Western-Digital-Splitting: Milliardenspiel und Hintergründe
Western Digital plant die Trennung seiner Festplatten- und Flash-Geschäfte und die Aufteilung in zwei börsennotierte Unternehmen. Offiziell will der Hersteller damit die beiden Geschäftsbereiche besser positionieren und insgesamt seine Marktanteile ausbauen. Und zwar bei HDD und SSD. Daran kann gezweifelt werden.
Mit einem Anstieg auf 47,85 EUR hat die Aktie (ISIN US9581021055) von Western Digital (WD) am 22.12.2023 ein neues 12-Monats-Hoch erreicht. Anfang November hatte das Unternehmen die Gerüchte bestätigt, dass es seine HDD- und SSD-Geschäfte in zwei voneinander unabhängige Unternehmen aufteilen wird (speicherguide.de berichtete). Seither hat das Papier rund 30 Prozent an Wert gewonnen.
Das liest sich zunächst gut. Es bleibt allerdings die Frage, was mit der Aufteilung des Unternehmens bezweckt wird. Wie von einigen Kommentatoren (und auch uns) angemerkt wurde, wirkt die offizielle Begründung, man wolle so in beiden Bereichen Wachstum und Entwicklung optimieren, wenig überzeugend.
Mit Blick auf die Finanzzahlen wird mehr als deutlich: WD steht gehörig unter Druck. Der Umsatz im Geschäftsjahr 2023 (FY23) liegt bei 12,3 Milliarden US-Dollar mit einem Netto-Verlust von 1,7 Milliarden US-Dollar.
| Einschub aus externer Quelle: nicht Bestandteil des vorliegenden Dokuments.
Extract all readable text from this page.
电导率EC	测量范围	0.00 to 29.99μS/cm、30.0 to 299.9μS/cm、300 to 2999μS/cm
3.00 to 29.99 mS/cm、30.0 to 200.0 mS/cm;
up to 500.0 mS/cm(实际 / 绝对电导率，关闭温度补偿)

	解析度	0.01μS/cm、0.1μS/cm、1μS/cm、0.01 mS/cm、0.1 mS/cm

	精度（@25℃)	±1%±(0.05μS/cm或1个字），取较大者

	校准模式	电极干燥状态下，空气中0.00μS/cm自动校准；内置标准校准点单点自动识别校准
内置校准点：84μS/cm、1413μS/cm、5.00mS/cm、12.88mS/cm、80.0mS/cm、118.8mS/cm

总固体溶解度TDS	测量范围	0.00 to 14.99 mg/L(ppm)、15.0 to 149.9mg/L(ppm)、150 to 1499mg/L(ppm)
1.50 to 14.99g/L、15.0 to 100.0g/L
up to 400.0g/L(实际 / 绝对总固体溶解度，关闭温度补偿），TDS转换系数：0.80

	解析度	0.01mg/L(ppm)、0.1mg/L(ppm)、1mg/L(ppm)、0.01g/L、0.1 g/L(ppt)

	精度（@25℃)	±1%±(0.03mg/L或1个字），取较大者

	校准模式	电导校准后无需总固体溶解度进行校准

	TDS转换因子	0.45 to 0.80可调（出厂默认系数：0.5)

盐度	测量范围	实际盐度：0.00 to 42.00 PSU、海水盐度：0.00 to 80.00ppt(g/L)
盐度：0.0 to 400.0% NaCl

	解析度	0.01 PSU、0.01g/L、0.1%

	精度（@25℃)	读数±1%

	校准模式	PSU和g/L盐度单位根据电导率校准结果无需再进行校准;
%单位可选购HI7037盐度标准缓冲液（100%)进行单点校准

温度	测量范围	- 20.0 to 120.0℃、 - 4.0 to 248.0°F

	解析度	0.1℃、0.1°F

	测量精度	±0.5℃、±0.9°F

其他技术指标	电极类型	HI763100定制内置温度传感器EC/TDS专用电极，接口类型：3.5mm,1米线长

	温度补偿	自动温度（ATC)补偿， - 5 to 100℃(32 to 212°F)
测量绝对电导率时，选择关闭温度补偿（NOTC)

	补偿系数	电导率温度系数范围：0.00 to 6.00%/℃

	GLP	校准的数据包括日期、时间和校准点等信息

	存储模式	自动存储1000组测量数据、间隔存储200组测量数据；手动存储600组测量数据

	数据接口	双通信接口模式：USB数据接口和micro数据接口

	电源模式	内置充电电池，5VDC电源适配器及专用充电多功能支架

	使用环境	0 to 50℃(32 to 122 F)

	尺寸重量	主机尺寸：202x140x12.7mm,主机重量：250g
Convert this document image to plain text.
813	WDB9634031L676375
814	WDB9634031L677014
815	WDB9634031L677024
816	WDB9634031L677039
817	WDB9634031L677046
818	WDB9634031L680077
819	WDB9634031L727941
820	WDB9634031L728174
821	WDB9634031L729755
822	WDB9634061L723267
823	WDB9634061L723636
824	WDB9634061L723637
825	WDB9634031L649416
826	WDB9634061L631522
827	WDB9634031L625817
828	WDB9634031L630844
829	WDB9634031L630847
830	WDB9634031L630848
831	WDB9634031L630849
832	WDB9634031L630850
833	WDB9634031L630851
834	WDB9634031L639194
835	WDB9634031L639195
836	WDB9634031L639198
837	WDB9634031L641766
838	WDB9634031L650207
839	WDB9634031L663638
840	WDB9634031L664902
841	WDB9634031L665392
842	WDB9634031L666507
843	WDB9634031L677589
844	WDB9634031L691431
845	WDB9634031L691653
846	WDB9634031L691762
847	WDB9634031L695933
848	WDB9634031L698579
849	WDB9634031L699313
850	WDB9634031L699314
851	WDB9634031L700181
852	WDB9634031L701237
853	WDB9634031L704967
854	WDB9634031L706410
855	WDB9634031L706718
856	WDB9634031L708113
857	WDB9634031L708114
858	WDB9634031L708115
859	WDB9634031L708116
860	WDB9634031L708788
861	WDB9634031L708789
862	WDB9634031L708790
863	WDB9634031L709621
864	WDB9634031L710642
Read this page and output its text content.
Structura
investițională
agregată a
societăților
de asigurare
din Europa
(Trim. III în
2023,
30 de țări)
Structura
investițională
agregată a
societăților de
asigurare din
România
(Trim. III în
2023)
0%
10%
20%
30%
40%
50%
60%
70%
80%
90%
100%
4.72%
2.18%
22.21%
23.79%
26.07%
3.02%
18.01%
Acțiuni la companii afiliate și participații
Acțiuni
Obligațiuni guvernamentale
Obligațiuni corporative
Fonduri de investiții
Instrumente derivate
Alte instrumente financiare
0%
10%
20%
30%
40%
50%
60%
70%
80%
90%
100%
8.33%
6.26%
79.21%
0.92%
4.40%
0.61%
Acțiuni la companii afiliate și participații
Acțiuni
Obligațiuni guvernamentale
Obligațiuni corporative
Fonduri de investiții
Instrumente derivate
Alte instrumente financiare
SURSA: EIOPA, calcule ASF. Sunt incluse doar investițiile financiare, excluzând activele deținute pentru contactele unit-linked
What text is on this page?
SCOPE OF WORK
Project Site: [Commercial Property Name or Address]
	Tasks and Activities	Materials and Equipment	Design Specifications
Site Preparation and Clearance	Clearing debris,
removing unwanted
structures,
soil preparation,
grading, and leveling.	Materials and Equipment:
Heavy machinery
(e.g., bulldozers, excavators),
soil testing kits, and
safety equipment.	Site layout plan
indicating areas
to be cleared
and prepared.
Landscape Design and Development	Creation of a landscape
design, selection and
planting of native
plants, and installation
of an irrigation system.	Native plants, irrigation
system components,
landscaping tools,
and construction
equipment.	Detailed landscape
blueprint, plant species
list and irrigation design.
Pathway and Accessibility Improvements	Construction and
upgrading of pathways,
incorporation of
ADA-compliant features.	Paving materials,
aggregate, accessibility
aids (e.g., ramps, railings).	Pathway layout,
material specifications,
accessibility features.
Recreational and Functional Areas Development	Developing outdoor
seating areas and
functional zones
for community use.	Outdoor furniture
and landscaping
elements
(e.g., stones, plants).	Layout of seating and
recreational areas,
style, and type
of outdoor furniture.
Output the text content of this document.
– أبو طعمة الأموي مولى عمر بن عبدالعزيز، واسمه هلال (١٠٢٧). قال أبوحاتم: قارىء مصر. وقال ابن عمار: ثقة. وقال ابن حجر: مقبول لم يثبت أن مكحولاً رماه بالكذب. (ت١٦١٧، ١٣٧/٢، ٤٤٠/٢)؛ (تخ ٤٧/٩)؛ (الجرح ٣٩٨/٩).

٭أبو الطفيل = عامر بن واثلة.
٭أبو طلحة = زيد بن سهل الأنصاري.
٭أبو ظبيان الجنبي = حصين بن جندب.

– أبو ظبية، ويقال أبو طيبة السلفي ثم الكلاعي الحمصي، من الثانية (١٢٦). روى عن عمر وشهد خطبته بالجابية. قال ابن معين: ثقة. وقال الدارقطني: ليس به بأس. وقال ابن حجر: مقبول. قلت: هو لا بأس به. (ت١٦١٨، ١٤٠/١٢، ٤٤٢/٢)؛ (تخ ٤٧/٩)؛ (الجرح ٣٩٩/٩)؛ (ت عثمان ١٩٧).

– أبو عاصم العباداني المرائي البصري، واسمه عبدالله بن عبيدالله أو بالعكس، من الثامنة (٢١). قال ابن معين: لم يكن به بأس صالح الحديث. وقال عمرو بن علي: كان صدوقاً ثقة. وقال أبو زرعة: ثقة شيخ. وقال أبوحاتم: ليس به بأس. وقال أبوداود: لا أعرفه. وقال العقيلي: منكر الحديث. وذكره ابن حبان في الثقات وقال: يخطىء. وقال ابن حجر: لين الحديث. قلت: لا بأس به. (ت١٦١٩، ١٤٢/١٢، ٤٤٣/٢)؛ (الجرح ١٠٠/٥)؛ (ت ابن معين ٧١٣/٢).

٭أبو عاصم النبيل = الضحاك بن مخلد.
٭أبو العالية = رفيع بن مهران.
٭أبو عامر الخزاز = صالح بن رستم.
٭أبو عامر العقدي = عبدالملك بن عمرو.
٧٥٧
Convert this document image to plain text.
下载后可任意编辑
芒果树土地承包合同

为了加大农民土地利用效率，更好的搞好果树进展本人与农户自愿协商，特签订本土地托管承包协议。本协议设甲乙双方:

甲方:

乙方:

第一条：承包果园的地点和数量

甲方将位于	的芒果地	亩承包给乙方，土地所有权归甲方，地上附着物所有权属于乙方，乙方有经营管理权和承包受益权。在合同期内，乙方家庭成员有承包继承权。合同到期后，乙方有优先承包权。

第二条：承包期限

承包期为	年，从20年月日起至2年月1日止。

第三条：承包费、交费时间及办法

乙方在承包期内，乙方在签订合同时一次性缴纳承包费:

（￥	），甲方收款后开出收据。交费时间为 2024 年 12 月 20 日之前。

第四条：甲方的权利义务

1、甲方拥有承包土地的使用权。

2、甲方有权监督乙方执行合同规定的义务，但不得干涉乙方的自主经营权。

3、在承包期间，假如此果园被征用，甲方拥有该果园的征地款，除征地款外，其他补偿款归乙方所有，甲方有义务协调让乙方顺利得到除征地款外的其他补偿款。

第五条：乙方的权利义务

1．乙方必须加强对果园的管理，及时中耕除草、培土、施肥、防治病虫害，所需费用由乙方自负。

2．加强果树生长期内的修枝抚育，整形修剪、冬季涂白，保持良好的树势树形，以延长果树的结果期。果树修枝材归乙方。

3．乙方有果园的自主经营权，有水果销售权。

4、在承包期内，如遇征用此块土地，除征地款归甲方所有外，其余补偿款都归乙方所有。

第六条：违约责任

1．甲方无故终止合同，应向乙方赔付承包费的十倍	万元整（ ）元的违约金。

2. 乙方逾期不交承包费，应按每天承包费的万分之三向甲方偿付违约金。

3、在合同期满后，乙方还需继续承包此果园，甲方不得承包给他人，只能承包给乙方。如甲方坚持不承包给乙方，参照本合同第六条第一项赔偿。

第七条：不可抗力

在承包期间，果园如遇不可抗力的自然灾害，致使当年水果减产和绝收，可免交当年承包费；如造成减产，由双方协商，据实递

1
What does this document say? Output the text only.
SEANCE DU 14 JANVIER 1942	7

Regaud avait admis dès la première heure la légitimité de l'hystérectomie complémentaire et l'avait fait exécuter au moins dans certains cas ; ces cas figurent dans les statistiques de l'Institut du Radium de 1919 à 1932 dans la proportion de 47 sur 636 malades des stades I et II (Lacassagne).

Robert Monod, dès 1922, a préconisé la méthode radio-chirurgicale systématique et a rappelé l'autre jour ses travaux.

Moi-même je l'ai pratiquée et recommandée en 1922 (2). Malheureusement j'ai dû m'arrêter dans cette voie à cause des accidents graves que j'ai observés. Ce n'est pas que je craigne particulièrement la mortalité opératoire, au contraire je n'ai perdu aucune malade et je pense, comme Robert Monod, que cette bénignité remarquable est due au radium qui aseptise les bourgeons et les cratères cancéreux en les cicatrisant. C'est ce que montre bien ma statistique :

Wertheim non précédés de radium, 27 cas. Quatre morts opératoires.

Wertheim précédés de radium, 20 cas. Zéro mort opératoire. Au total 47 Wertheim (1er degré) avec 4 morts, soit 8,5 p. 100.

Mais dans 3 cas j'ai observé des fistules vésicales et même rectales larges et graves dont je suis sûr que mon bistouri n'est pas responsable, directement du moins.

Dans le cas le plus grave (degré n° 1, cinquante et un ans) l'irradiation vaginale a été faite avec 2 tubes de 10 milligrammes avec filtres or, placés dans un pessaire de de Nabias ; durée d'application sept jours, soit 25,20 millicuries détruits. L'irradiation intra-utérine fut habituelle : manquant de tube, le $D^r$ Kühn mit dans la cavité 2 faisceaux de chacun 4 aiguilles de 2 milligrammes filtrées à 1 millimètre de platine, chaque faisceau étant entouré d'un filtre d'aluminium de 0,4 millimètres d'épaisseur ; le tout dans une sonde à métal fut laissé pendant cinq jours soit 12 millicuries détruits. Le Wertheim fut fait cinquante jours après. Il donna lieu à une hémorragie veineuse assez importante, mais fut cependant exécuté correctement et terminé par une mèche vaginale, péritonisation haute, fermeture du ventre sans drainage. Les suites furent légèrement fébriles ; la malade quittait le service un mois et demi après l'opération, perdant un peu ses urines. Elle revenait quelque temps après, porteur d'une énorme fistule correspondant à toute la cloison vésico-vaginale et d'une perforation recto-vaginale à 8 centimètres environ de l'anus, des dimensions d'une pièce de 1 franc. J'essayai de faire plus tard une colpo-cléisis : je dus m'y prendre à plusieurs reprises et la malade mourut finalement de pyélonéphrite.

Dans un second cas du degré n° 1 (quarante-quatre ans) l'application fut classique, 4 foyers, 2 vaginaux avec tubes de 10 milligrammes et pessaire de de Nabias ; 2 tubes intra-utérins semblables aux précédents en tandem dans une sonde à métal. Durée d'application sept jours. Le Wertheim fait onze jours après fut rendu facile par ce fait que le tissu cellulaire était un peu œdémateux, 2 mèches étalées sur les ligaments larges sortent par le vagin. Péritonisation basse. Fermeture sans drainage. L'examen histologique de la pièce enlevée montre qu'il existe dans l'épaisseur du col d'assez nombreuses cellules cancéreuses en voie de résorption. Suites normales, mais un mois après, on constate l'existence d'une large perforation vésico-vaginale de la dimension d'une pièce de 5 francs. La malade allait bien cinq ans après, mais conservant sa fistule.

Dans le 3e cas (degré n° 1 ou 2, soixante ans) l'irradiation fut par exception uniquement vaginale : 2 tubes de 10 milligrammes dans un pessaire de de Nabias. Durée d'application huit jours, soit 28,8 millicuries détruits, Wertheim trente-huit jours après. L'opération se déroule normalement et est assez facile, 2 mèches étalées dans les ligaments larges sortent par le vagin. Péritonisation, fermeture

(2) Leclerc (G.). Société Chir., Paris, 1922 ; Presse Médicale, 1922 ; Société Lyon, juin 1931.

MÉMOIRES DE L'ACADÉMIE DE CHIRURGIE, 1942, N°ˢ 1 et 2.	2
Im vorangegangenen Geschäftsjahr betrug der Umsatz 18,8 Milliarden US-Dollar bei einem Netto-Zugewinn von 1,5 Milliarden US-Dollar. 2017 lag der Umsatz noch über der 20 Milliarden-Marke.
HDD/Flash: Ein Blick zurück
Western Digital ist heute der einzige Produzent, der sowohl im HDD- wie im SSD-Segment agiert. Mit einem Marktanteil von 38 Prozent ist WD ein langjähriger Akteur im Festplattenmarkt. Es teilt das Segment lediglich mit den Mitbewerbern Seagate (46 Prozent) und Toshiba (16 Prozent). 2025 soll noch eine Marktgröße von 25 Milliarden US-Dollar erreicht werden.
Zu dieser starken Präsenz im HDD-Markt trug unter anderem die Akquisition von HGST (Hitachi Global Storage Technologies) für 4,8 Milliarden US-Dollar im Jahr 2012 bei. Im HGST-Konstrukt vermarktete Hitachi letztlich das Jahre zuvor erworbene Festplattengeschäft von IBM.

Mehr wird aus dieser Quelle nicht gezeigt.